The resulting products contain 8.5 grammes of protein, 2.5 grammes of fat (0.5 grammes saturated), and 10 grammes of dietary fibre per 100 grammes. With an amino acid profile comparable to meat and a carbon footprint of 1.6 kilogrammes of CO2 equivalent per kilogramme, 94 per cent lower than beef—the products appeal to environmentally conscious consumers. Matr Foods adds only beetroot juice, salt, thyme, and garlic powder to its mince and burger offerings.

Counter-Trend Success
Whilst plant-based meat sales have declined in markets such as the United States and the United Kingdom, Matr Foods reports consistent growth. Wahlsten attributes this divergence to changing consumer priorities: people are asking different questions and seeking products made from recognisable ingredients with minimal processing.

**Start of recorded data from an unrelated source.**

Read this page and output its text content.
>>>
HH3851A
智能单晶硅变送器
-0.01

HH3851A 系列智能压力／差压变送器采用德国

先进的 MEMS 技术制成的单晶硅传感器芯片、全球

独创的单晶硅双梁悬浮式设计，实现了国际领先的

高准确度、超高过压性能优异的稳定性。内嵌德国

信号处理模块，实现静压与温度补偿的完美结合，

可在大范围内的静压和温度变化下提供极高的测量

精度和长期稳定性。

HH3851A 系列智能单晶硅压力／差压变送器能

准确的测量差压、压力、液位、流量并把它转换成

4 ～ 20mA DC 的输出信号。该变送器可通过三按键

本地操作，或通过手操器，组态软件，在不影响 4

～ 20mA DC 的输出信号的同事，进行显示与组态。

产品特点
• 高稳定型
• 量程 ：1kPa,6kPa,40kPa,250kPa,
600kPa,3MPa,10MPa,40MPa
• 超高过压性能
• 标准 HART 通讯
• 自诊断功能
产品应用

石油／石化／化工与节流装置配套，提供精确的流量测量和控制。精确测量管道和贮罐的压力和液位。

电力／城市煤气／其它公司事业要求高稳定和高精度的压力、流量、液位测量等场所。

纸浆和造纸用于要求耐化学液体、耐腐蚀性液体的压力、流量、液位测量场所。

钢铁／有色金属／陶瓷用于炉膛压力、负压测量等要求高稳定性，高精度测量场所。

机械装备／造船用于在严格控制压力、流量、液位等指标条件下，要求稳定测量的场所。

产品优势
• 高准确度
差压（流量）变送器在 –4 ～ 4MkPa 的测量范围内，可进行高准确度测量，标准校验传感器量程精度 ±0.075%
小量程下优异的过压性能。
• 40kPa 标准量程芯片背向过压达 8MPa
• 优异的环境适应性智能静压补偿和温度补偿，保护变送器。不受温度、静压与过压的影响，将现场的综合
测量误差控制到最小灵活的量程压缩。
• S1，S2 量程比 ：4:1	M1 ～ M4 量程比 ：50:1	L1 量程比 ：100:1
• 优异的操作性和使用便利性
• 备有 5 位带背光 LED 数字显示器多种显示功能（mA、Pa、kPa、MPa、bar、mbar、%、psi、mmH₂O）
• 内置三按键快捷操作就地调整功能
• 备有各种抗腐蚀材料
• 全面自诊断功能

The company has sold out its entire production capacity every month throughout 2024 and 2025. Demand from existing and new customers continues to increase, constrained only by the pilot facility's limited output. Matr Foods products are currently available at Danish restaurant chains including Gasoline Grill, Rørt, and Gao Dumpling, as well as all Sticks'n'Sushi locations across Denmark, Germany, and the United Kingdom.
Investment Climate Shifts
The funding round arrives during a period of recovery for alternative protein investment, following a dramatic slowdown over the past two years. Thomas Grotkjær, a partner at Novo Holdings' Planetary Health Investments team, attributes the downturn to disappointment and insufficient patience. He notes that changing food patterns requires time—even his own dietary shift towards sustainability took a decade or two to materialise.

Novo Holdings' investment criteria focus on three elements: biotechnology, gastronomy, and scalability. Grotkjær emphasises that taste drives demand, biotechnology provides the scientific foundation for their investment logic, and scalability determines whether laboratory technology can succeed commercially.
The Matr Foods raise forms part of a broader third-quarter trend, joining funding rounds such as The Better Meat Co's $31 million, Nxtfood's $58 million, The Protein Brewery's $35 million, and Revyve's $28 million. Over the next 12 months, Matr Foods will focus on scaling operations, advancing internationalisation efforts across brand, organisation, customers, and production, whilst building commercial capabilities in Germany and Switzerland.
Wahlsten remains confident about the sector's trajectory, noting that the problems alternative proteins aim to solve remain too significant to abandon.